Score: 3

Enhancing Robot Safety via MLLM-Based Semantic Interpretation of Failure Data

Published: June 6, 2025 | arXiv ID: 2506.06570v1

By: Aryaman Gupta, Yusuf Umut Ciftci, Somil Bansal

BigTech Affiliations: Stanford University

Potential Business Impact:

Helps robots learn from mistakes automatically.

Business Areas:

Machine Learning Artificial Intelligence, Data and Analytics, Software

As robotic systems become increasingly integrated into real-world environments, ranging from autonomous vehicles to household assistants, they inevitably encounter diverse and unstructured scenarios that lead to failures.

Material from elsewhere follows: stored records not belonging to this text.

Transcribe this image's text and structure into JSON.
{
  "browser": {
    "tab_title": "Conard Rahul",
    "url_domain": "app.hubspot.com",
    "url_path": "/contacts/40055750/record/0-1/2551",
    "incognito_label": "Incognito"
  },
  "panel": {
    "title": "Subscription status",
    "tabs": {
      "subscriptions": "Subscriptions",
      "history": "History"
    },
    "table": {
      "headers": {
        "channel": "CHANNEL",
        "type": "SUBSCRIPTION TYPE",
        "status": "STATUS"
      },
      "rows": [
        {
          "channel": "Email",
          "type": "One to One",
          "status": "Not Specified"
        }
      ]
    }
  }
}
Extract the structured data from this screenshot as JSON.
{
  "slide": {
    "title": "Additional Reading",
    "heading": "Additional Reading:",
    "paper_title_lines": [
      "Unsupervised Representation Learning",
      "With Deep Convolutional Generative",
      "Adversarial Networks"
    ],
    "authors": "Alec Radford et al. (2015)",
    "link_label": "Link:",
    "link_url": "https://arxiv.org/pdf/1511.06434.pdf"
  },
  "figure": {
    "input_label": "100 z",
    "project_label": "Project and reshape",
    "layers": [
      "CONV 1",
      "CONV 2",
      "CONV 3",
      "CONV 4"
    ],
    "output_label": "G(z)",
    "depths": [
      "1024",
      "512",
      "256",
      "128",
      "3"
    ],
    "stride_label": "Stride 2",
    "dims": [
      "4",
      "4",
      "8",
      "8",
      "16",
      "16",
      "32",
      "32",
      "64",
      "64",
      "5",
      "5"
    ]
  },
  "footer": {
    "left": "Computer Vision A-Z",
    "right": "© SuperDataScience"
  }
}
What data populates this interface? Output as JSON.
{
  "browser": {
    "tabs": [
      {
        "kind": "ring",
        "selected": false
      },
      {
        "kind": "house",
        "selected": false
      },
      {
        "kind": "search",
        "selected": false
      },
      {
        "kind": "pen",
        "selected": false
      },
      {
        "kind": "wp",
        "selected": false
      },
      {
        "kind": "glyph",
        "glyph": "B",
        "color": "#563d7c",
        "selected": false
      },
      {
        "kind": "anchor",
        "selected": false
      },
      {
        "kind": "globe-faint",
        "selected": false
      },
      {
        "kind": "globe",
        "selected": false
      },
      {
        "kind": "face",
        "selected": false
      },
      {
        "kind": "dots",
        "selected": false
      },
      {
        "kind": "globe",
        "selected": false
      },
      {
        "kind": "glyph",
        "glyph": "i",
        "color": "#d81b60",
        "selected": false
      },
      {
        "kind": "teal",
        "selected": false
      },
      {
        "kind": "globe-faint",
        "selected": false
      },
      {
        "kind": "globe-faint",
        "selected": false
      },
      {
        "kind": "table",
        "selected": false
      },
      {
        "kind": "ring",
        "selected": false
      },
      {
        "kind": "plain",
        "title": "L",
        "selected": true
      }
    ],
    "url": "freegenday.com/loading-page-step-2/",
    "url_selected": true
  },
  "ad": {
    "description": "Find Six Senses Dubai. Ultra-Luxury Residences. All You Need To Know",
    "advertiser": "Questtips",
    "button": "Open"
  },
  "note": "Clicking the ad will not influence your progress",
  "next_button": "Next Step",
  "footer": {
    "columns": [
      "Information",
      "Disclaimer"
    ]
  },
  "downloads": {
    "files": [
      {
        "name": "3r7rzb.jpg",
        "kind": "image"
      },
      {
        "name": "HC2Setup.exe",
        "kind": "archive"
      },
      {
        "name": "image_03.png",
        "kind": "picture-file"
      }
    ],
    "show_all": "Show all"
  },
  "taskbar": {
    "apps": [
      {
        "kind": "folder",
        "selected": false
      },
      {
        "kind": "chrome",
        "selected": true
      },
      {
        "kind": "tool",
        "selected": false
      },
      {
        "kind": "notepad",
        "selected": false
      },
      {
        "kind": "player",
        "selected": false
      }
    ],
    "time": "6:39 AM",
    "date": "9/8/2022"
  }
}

While such failures pose safety and reliability challenges, they also provide rich perceptual data for improving future performance. However, manually analyzing large-scale failure datasets is impractical. In this work, we present a method for automatically organizing large-scale robotic failure data into semantically meaningful clusters, enabling scalable learning from failure without human supervision. Our approach leverages the reasoning capabilities of Multimodal Large Language Models (MLLMs), trained on internet-scale data, to infer high-level failure causes from raw perceptual trajectories and discover interpretable structure within uncurated failure logs. These semantic clusters reveal latent patterns and hypothesized causes of failure, enabling scalable learning from experience. We demonstrate that the discovered failure modes can guide targeted data collection for policy refinement, accelerating iterative improvement in agent policies and overall safety. Additionally, we show that these semantic clusters can be employed for online failure detection, offering a lightweight yet powerful safeguard for real-time adaptation. We demonstrate that this framework enhances robot learning and robustness by transforming real-world failures into actionable and interpretable signals for adaptation.